Before we get to the results, there were a few interesting voting patterns we noticed and we wanted to share that with you. One thing we discovered was that most people voted along “guru lines,” as in Clark Howard for everything (and Suze Orman for Least!). Or Dave Ramsey for everything and Robert Kiyosaki for Least Favorite.

Another trend we noticed was that a large number, 13%, did not vote for a least favorite. In not voting for a least favorite, most of those responses said something to the effect of “I just don’t listen/read/watch someone I don’t like.” You guys are too nice!

Without further delay, here are the result of the first annual Top Money Guru poll:

Here were the winners of each category:

2013 Top Money Guru: Dave Ramsey

I don’t think there’s much disagreement here – Dave Ramsey is Bargaineering’s 2013 Top Money Guru capturing almost every positive category and the overall favorite with over 25%, sometimes over 30%, of the vote.

In almost every category, he was followed by Clark Howard and, surprisingly, Suze Orman. Those three would collectively get approximately 70% of the voting in every positive category except the least favorite category.

I’m not surprised Dave Ramsey took first place in almost everything, I bet you aren’t either. He’s often mentioned in personal finance circles for his idea of a debt snowball [3] and he’s helped a lot of people get out of debt.

Honorable Mention: Honorable mention has to go to Clark Howard who trailed Dave Ramsey in every category by just a few percentage points. Clark Howard, like Dave Ramsey, has a huge national following and is nearly a household name for folks who use personal finance guru names in their home. It’s a testament to him and his great team.

2013 Top Money Guru Caboose: Robert Kiyosaki

This was a tricky one to score, given our rigorous (ha!) rubric, because while Suze Orman garnered the most votes for least favorite, she was consistently in the top three for the five superlative categories. She was also third for Overall Favorite, which makes it difficult to argue she is deserving of this award. You may not like her but plenty of you find her entertaining, helpful, and trustworthy.

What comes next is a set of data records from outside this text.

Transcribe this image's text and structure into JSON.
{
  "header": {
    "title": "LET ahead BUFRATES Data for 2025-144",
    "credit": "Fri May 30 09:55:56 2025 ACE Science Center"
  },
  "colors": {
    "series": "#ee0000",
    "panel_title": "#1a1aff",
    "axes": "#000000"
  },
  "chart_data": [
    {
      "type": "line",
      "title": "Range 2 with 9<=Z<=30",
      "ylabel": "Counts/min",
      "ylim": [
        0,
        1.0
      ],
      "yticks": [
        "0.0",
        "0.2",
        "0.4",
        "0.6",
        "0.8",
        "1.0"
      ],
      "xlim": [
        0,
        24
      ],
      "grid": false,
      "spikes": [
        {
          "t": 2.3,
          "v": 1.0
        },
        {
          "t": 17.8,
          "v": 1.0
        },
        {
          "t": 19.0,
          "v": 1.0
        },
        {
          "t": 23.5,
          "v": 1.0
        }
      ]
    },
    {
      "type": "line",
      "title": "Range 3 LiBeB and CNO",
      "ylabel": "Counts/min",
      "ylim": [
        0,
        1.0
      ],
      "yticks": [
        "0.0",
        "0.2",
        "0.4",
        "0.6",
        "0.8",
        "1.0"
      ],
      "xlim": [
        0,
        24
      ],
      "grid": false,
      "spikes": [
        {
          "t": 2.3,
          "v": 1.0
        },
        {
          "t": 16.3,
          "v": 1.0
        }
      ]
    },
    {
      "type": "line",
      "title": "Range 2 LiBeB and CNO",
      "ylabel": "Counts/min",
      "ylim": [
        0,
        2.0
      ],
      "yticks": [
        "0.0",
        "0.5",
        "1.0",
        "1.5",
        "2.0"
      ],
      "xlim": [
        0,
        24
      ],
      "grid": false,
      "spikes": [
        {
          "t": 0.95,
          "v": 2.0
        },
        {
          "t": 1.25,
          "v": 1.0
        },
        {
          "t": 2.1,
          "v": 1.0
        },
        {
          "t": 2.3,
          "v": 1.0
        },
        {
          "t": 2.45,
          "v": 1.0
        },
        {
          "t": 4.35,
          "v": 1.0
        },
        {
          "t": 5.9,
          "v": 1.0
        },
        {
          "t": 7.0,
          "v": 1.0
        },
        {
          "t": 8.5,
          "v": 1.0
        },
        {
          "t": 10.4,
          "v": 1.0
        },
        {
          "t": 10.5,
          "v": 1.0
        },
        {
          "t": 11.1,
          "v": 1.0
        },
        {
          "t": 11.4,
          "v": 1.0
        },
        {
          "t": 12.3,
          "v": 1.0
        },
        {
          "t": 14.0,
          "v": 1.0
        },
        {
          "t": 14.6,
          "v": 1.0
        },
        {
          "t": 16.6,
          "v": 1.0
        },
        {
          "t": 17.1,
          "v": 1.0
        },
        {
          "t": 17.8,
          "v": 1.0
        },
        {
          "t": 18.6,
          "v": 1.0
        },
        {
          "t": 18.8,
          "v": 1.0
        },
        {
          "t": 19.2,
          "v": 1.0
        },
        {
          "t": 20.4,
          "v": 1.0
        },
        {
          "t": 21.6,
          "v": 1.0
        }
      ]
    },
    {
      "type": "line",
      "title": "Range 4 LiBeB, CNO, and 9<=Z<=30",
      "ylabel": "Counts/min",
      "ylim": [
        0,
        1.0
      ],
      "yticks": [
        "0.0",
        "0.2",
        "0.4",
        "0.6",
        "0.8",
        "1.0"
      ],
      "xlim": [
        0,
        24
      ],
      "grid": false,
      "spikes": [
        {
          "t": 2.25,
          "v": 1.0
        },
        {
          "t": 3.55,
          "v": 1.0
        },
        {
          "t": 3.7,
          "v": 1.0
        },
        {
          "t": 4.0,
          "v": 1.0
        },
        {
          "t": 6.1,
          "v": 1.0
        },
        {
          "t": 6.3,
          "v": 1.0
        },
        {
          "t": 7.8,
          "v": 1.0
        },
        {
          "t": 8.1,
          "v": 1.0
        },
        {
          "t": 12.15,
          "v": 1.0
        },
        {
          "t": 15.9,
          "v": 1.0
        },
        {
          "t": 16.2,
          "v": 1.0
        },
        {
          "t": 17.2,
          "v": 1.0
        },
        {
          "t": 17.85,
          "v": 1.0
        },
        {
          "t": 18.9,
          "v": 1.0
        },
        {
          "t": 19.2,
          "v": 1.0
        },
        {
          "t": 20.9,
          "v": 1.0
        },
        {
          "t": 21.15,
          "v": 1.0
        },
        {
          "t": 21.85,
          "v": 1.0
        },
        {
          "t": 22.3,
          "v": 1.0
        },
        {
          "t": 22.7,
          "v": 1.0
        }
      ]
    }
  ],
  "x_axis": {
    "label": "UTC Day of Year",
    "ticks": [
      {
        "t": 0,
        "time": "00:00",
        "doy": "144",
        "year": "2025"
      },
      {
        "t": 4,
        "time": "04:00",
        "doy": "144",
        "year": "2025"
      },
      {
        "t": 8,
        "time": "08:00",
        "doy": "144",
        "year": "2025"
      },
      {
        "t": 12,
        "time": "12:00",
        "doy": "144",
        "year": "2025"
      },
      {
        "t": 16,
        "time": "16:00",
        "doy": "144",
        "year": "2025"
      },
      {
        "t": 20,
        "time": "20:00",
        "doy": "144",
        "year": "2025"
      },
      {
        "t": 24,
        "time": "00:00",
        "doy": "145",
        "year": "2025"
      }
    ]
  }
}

The caboose award must then be given to Robert Kiyosaki, who came in a close 2nd for least favorite, middle of the pack for every other category. I’ll leave you with this quote from a voter, one of the several hundred who responded: “It’s hard to listen to a guru who is more interested in helping his own bank account than helping you.” Hmmm…

Versus Personal Finance Blogger Results

We did a poll with readers (you all) and with bloggers [4] because we wanted to see how the two differed. Bloggers tend to spend more of their time reading and being involved in personal finance on a daily basis (this is a gross generalization, I admit) and we wanted to see how their opinions differed from the more casual personal finance aficionado. What did not surprise me was that Liz Weston and Ramit Sethi won all of the favorable categories because they’re the two gurus most involved in the personal finance community. They are both the “closest” to bloggers themselves, as neither has radio or television shows.

I was also surprised to learn that Suze Orman was the least favorite among readers. Her style can be abrasive but tough love works, which is why she was also up there for many of the other positive categories. (She also took third in overall favorite!) I knew she’d be disliked by bloggers, given the spat over her prepaid cards, but the fact that so many readers disliked her a minor shock. My guess was that Robert Kiyosaki would’ve taken the least favorite guru, but he was edged out.


I wanted to call out a few names that were frequently seen as write-in responses. The first is Jim Cramer. We debated putting Jim Cramer into the poll but we felt he was close to an investing guru/prognosticator and less of a personal finance guru. You could argue the same for Robert Kiyosaki but at least Kiyosaki’s original Rich Dad Poor Dad was more personal finance than real estate investing.

Another name we saw was Ric Edelman and to be perfectly honest, I didn’t know who he was when we were picking names for the guru poll. He may make it into next year’s poll since he meets all of the qualifications.

Thanks again for voting in the poll, I’d be curious to hear what you thought about the results!